I was in New York a week ago. Sunday 20th March we strolled downtown, visited Barnes & Noble at Union Square, had a frappuccino at Starbuck's in the corner and found our way to legendary Purl Soho this sunny day!
I have been following the PurlBee blog for quite some time now, so it was really irresistible to pay a visit to this store while in NY. The shop was small, but lovely. I parked DH and DD on the handy bench just inside the door and scanned the walls and baskets to find at least one skein of yarn to bring home as a souvenir.
I can't say that the prices really fit my budget, but if you want quality you will have to pay for it, right? I found a lovely yellow-brownish skein of yarn (on discount) and some perfectly colour-matched buttons to go with it. And they even wound it up to a ball for me, while I waited. And two people in the staff gave me compliments on my new white Clovis shawl!

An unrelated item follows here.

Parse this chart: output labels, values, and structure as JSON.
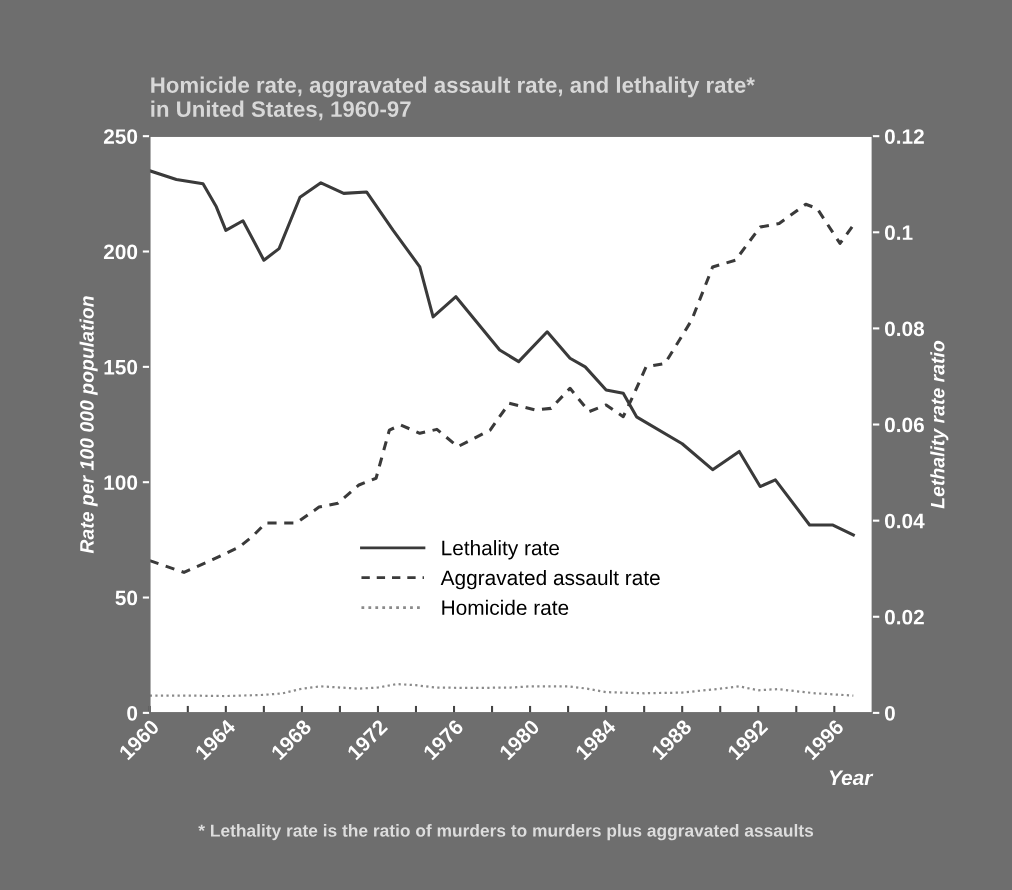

Very nice!
The yarn will eventually become a purse. I have a light brown fabric with small polca dots for the lining.
At Barnes & Noble, I picked up the super smart Stitchionary 5 from Vogue. It is all about lace knitting, and just what I need to get to understand some kinds of lace better. Works well with my way of thinking. No lace knitting for the Purl Soho Yarn, though. That yarn stands for itself in plain stockinette knitting, I think.
Fru Albertsson has had her 10.000th visitor and celebrates this with a yarn and scissors giveaway! Here's a link to her blog. Fru Albertsson blogs in Swedish but please try your luck with Google translate to get to know her better. One very nice thing about following her blog is that it gets you inspired to crochet and knit for charity. She has made numerous little cardigans for children in need.